Среди наших рабочих был молодой парень Кузьмин, прекрасный, добродушный малый, очень веселого нрава. С нашим приездом он как-то скорее всех вышел из-под властной руки Луки Сидоровича и при этих словах внезапно фыркнул. Лука Сидорович приписал вредное влияние именно нашему приезду, и в особенности мне. Скоро у меня с ним начались и прямые столкновения, прежде всего опять на «законной» почве.
Наша переписка шла через его руки: ему мы должны были сдавать отсылаемые нами письма незапечатанными, от него же получали распечатанными письма, приходившие к нам… Порой в письмах сестры или матери некоторые фразы оказывались грубо подчеркнутыми, и Лука Сидорович бесцеремонно требовал у меня разъяснений. Его вопросы бывали при этом курьезно глупы, но понятно, как меня бесила эта бесцеремонность. Кроме того, он выдавал их у себя на дому. В первый же раз, как он заставил меня дожидаться его выхода на кухне, я ушел, заявив, что предпочитаю и сдавать, и получать свою корреспонденцию в полицейском присутствии. Маленькие глазки Луки Сидоровича забегали под его седыми нависшими бровями, и с этих пор между нами началась глухая борьба.
Я сказал уже, что поселился отдельно от товарищей в рабочей слободке. Каждый праздник в ней шло сплошное пьянство, захватывающее понедельники, а иногда переходившее в запой. Новые знакомые обижались, что я и сам не угощаю, и не принимаю угощения. Чтобы создать иную почву для общения, я выписал из Петербурга десятка три дешевых изданий. Тогда народные книжки не подвергались еще особой цензуре — можно было издавать для народа все, выдержавшее цензуру общую. Среди выписанных мною книг были, между прочим: «Как мужик двух генералов прокормил» Щедрина, «Сказка о купце Калашникове» Лермонтова, несколько брошюрок Тургенева, Пушкина. Письмо с извещением я получил давно, но самую посылку Лука Сидорович задерживал, несколько раз назначая сроки и заявляя, что еще не просмотрел. Тогда я, в свою очередь, вежливо заявил ему, что и я назначаю последний срок, после которого подам на него жалобу.
Лука Сидорович вспылил.
— Есть у меня время возиться со всякою дрянью! — сказал он сердито.

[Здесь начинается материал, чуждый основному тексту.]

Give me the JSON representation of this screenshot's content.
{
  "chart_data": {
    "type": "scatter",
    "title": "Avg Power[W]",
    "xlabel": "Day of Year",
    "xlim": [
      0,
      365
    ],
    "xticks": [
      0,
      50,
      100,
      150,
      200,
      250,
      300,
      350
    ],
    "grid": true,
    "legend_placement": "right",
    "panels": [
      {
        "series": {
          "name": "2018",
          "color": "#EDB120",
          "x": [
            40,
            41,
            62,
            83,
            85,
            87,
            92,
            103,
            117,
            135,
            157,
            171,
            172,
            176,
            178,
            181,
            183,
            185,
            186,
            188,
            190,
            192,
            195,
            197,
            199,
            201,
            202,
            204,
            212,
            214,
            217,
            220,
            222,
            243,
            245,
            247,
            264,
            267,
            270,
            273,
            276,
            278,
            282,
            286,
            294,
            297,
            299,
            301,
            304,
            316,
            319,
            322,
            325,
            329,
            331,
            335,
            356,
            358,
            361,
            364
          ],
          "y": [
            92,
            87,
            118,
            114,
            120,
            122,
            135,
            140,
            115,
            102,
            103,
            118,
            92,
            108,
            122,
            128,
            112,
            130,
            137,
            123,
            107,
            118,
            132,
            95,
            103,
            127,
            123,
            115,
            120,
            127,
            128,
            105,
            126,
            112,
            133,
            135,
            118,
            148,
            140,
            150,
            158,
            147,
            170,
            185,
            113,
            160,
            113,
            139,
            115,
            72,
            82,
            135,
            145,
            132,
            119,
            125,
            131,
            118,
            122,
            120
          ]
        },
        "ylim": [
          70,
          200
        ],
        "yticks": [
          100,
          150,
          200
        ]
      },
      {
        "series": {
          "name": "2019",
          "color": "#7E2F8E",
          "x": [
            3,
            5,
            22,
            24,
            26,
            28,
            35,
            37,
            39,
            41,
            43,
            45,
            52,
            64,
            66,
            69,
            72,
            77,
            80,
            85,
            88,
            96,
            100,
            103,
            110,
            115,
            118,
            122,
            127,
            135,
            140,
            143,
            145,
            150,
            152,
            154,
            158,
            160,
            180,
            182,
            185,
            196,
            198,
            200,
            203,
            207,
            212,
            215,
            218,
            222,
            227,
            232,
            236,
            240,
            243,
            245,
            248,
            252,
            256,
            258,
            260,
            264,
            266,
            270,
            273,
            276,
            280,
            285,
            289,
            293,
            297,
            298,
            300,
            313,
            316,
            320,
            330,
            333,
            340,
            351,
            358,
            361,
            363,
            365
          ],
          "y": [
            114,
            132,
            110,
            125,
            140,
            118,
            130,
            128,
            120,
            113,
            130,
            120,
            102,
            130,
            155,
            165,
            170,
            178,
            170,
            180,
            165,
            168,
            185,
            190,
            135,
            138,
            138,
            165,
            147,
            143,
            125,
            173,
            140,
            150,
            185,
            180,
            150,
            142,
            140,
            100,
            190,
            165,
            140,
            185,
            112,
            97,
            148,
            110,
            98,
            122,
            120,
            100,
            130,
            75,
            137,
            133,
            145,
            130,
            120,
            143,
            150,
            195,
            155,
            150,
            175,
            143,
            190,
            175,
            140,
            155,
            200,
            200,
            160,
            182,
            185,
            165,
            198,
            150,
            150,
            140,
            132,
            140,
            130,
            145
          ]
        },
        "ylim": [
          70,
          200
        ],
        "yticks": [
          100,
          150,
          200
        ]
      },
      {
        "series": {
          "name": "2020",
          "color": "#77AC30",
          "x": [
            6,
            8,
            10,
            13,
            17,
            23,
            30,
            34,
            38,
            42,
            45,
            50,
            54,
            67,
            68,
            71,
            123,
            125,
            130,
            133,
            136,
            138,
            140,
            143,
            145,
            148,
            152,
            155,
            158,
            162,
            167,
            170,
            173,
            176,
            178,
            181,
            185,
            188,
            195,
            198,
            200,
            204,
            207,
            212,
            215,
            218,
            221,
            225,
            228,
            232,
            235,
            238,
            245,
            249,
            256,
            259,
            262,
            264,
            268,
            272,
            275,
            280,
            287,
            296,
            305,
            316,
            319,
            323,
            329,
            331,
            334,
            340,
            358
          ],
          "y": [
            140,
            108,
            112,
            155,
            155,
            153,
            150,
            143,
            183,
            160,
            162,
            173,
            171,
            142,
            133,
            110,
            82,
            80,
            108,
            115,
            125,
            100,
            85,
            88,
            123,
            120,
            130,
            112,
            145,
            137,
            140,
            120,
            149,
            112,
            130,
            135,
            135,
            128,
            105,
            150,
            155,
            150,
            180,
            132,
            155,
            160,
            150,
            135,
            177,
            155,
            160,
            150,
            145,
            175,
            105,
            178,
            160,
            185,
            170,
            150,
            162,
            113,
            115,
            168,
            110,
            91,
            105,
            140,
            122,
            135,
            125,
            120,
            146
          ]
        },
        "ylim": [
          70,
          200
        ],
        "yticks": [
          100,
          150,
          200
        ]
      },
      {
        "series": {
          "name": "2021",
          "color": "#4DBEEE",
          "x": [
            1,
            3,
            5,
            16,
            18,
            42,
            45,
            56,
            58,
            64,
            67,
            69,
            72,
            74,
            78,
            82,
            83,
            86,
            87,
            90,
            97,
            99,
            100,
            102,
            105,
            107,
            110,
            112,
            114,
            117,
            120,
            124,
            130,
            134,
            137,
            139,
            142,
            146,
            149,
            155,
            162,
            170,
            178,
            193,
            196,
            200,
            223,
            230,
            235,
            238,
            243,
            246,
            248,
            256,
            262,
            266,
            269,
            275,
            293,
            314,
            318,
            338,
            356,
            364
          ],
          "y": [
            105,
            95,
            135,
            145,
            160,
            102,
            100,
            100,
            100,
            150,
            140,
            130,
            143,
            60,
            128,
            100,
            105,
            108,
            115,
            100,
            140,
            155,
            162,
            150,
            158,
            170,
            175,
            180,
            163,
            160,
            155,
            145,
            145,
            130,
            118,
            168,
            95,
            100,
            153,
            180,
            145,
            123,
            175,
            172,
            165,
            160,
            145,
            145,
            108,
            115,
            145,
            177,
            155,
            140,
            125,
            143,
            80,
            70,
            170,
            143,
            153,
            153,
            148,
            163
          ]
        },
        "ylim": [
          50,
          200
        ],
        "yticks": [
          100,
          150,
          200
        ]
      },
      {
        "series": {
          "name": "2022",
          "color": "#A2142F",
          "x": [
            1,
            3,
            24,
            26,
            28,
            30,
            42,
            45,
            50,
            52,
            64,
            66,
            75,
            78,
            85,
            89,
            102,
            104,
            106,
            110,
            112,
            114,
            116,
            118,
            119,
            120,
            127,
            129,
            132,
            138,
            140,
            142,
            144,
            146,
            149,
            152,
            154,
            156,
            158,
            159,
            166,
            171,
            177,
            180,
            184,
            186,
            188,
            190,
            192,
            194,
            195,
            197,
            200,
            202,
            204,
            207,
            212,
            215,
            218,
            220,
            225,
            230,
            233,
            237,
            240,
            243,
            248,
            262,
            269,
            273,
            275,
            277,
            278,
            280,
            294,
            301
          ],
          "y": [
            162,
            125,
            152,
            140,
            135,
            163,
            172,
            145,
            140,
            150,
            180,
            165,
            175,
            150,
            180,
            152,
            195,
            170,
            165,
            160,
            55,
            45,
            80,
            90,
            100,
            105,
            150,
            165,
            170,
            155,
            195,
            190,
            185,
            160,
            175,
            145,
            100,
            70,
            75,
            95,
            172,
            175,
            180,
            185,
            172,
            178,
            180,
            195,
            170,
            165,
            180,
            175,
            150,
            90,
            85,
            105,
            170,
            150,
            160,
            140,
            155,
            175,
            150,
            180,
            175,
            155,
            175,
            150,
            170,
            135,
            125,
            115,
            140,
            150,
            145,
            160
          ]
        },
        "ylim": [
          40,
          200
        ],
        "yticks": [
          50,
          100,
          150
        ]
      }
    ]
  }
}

Я опять вежливо поклонился и в тот же день принес ему для пересылки губернатору жалобу. В ней я просил губернатора освободить мою переписку от цензуры исправника, который мне заявил, что ему некогда возиться со всякой дрянью. «Оставляя в стороне вопрос о том, в какой степени сочинения Лермонтова и Пушкина, Тургенева и Щедрина заслуживают название всякой дряни, — писал я в этой жалобе, — я полагаю, что даже и в административном порядке я не поставлен совершенно вне закона и вправе требовать более внимательного отношения, если уже необходимо затруднять кого-нибудь прочтением моей переписки».
Когда я подал Луке Сидоровичу этот документ, который теперь, признаюсь, кажется мне некоторым злоупотреблением красотами иронического стиля, то мне припомнился директор Королев: по лысине Луки Сидоровича бежала такая же резко отграниченная красная волна, внушая опасение удара, а руки, в которых он держал бумагу, сильно дрожали. Я понял, что в лице этого «царского ангела» я нажил смертельного врага. Но меня это нимало не смущало.
Это была уже вторая жалоба моя на вятскую администрацию. Первую я послал министру внутренних дел на решение губернатора, который, на просьбу мою о полагавшемся ссыльным ежемесячном пособии, положил резолюцию: «Может получать от родных». Я писал министру Макову, что считаю этот ответ непозволительной насмешкой над моим положением: министру должно быть известно, что без суда и следствия, без доказательства какой-либо вины наше семейное гнездо разорено, все работники-мужчины у семьи отняты, и после этого нам предлагают обращаться за помощью к той же разгромленной семье.